Monday, November 2

still working some things out in my head, feeling betrayed... I have a tendency to blame myself for things that are not entirely my fault or in some cases not my fault at all. I think in certain situations you should be able to 100% expect loyalty and consideration from people and when you find out that you don`t have that, it can be a terribly hurtful blow.

I`ve gone through being angry and sad and I`m not sure what to do with all this. Let`s just say someone thinks they have the upper hand and are no doubt going to do whatever they can to cause trouble. They think the situation is funny and I`m not sure how that makes them a very good friend to the other person involved but what do I know, maybe that`s how you really show that you want someone to be happy.

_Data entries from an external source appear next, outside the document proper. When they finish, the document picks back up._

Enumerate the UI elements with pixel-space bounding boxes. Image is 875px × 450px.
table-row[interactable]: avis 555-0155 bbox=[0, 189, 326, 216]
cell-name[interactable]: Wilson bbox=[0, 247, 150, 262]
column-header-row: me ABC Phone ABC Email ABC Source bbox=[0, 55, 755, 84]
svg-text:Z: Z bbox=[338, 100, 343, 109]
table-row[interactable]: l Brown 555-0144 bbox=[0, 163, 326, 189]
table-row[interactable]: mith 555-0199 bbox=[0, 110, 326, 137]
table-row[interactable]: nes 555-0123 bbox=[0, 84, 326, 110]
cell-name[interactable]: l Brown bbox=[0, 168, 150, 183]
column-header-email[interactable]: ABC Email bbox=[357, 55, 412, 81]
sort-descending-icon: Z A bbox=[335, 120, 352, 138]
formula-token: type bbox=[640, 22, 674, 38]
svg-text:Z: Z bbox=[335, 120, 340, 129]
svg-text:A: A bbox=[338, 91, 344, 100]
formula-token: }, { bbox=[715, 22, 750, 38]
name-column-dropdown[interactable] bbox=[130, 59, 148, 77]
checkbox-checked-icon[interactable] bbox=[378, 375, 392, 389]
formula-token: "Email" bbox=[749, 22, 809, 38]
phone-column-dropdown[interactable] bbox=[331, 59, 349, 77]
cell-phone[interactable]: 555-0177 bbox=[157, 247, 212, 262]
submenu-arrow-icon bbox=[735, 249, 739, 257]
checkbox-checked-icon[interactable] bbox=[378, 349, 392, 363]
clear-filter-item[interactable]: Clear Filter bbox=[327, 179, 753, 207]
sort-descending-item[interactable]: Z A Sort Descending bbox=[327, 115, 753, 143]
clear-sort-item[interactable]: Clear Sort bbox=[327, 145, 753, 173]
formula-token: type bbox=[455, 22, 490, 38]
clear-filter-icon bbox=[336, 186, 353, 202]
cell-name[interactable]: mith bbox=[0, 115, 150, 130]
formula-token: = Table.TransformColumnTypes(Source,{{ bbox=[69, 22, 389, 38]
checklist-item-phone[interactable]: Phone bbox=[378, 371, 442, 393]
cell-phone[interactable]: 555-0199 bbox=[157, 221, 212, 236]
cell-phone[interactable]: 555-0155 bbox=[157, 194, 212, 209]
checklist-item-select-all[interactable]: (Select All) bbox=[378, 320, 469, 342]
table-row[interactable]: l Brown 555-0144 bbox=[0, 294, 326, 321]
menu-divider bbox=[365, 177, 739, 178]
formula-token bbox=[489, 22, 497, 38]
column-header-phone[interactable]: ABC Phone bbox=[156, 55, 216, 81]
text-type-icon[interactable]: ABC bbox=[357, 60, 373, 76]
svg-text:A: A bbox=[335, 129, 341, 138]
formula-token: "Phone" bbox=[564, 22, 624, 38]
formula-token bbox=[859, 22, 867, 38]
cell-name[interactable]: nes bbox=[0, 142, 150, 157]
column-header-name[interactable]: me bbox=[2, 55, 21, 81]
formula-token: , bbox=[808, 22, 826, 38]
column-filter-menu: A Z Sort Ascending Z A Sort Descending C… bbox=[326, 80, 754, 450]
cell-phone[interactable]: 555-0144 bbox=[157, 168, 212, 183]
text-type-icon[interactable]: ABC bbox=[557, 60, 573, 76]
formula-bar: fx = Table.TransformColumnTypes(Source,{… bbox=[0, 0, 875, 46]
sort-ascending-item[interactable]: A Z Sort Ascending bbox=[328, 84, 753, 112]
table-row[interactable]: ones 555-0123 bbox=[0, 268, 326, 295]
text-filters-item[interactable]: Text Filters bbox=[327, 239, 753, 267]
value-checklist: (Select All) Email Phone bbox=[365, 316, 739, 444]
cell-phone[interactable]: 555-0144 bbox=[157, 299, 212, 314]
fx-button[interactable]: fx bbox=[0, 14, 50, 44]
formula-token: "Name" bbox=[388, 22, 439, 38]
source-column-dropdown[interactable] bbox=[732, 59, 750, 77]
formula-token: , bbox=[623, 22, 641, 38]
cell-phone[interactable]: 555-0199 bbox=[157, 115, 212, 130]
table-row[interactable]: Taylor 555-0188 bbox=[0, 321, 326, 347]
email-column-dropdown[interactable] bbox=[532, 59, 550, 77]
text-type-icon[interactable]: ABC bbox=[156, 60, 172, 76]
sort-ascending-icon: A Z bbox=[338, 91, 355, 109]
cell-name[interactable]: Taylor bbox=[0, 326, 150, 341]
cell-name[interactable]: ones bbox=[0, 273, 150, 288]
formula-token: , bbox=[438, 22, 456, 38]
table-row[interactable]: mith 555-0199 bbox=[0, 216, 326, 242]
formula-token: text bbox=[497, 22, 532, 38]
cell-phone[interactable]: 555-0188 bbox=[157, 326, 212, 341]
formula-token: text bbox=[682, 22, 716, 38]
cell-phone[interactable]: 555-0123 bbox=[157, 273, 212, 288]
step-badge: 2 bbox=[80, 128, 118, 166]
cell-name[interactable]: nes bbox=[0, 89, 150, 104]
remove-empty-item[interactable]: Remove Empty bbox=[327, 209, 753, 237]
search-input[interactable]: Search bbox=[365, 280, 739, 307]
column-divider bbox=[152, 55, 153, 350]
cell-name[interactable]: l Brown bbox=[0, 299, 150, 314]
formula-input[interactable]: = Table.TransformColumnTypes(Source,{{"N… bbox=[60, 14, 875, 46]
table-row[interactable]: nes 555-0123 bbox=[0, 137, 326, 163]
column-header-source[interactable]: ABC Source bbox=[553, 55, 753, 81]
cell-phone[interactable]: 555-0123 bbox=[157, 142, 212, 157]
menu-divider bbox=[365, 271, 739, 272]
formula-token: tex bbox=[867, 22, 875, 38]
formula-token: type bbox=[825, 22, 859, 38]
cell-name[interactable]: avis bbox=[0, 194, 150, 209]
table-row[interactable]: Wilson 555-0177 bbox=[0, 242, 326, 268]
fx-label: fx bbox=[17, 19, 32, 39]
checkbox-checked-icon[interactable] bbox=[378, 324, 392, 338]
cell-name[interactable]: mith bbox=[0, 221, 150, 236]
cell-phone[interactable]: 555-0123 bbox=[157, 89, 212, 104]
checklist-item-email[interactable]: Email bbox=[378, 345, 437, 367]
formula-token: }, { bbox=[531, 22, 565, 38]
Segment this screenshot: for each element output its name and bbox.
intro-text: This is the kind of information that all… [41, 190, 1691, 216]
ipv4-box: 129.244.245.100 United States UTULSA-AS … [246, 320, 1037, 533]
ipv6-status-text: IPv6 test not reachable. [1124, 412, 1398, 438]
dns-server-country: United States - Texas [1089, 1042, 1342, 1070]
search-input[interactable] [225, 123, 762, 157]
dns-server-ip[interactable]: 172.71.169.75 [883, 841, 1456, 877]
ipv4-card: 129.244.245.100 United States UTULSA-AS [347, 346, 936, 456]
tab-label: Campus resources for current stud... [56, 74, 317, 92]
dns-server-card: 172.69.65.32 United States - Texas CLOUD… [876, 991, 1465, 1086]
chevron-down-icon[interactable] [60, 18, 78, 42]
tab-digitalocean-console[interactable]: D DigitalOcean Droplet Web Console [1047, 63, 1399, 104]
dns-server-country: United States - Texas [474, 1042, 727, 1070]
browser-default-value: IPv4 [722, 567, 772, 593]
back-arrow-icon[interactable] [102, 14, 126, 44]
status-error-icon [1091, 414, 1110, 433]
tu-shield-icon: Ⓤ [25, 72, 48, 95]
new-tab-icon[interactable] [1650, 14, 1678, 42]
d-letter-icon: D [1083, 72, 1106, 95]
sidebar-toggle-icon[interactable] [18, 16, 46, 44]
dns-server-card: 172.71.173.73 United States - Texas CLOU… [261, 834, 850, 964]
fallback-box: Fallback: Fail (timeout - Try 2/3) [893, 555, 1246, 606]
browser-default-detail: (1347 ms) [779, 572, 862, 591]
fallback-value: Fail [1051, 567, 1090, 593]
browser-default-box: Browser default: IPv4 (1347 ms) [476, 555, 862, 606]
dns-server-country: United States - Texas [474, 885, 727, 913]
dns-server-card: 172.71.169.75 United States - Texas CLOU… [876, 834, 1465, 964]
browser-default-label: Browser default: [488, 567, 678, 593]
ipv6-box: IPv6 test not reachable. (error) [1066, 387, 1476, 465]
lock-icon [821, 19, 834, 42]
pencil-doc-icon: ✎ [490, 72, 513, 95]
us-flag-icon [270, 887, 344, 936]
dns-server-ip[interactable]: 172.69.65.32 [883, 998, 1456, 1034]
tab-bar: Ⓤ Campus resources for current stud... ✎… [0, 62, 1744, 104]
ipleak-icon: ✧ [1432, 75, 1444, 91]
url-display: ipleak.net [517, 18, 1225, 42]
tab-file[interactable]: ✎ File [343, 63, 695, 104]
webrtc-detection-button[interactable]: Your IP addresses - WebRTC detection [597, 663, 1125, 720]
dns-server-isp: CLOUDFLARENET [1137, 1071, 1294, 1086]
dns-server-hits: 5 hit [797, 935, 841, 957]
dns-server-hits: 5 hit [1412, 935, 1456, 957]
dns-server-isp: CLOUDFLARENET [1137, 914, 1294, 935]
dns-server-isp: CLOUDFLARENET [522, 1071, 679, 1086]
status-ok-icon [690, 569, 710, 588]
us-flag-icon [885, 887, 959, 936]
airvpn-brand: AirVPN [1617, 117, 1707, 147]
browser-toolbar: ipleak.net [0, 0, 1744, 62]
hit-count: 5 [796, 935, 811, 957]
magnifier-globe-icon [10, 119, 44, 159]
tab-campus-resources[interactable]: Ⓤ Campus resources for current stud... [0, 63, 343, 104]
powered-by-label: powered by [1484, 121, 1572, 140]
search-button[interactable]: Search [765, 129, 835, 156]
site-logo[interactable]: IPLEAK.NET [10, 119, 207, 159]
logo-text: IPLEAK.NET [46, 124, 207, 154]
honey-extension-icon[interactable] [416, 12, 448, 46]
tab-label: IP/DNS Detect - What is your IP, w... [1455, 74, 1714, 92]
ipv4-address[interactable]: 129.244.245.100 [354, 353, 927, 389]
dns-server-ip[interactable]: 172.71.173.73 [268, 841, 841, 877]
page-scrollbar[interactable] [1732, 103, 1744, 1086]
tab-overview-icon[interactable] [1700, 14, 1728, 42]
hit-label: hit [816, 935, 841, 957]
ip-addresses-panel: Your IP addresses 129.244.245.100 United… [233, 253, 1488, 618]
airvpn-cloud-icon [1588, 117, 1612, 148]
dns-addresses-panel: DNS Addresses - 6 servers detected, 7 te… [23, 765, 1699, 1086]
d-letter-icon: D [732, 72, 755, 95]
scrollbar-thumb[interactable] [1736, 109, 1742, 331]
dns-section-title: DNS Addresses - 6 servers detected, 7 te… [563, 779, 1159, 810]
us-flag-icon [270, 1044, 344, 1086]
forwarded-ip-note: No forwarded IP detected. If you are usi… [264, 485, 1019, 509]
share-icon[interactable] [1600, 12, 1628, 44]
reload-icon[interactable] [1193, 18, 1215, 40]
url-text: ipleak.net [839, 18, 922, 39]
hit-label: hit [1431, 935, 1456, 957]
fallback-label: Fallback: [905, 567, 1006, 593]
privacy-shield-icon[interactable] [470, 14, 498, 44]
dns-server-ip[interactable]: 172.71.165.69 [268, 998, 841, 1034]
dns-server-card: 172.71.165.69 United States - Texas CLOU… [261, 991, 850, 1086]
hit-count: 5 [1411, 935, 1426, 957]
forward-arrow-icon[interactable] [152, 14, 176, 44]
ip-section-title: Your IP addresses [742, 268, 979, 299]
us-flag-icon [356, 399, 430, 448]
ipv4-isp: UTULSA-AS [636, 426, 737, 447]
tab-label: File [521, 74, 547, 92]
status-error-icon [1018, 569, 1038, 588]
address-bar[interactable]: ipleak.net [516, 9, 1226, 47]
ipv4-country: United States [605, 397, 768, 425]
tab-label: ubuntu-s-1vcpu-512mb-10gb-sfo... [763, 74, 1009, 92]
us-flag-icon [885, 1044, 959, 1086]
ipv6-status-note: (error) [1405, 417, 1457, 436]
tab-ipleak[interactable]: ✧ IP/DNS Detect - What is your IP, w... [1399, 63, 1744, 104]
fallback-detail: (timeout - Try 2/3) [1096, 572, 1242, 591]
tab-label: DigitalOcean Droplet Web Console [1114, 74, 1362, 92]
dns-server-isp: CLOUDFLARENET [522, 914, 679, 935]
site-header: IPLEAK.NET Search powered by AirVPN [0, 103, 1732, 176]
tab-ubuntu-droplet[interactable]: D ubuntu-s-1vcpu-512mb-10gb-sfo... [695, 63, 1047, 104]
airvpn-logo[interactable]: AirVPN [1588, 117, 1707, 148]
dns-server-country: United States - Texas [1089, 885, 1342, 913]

I just really hope the other person puts a stop to it.

To put it plainly, my boyfriend's ex-girlfriend is a meddling bitch and extremely uncool. Sometimes she calls him and leaves 2-4 minute long phone messages 2-4 times per day, and feels perfectly free to badmouth me, someone she has never laid eyes on...can we say unstable? Fuck, you'd think we were 15 years old, and why doesn't this grown woman have her own man and life and stay out of mine anyway? They broke up oh... it must be around 2 years ago. I think it's fucking WEIRD at this age and stage of life. Then again, based on what she has said it would appear that she made up a boyfriend last year to try to taunt him with... again, unstable much? Thank god she doesn't live nearby although I know she keeps trying to plan visits so I anticipate that will be my next big issue someday soon...unless she manages to convince him to lie to me to see her.

I don't get it. Yes, I know it's my boyfriend's job to put a stop to it blah blah blah... but still, any specific reason why women are such cunts?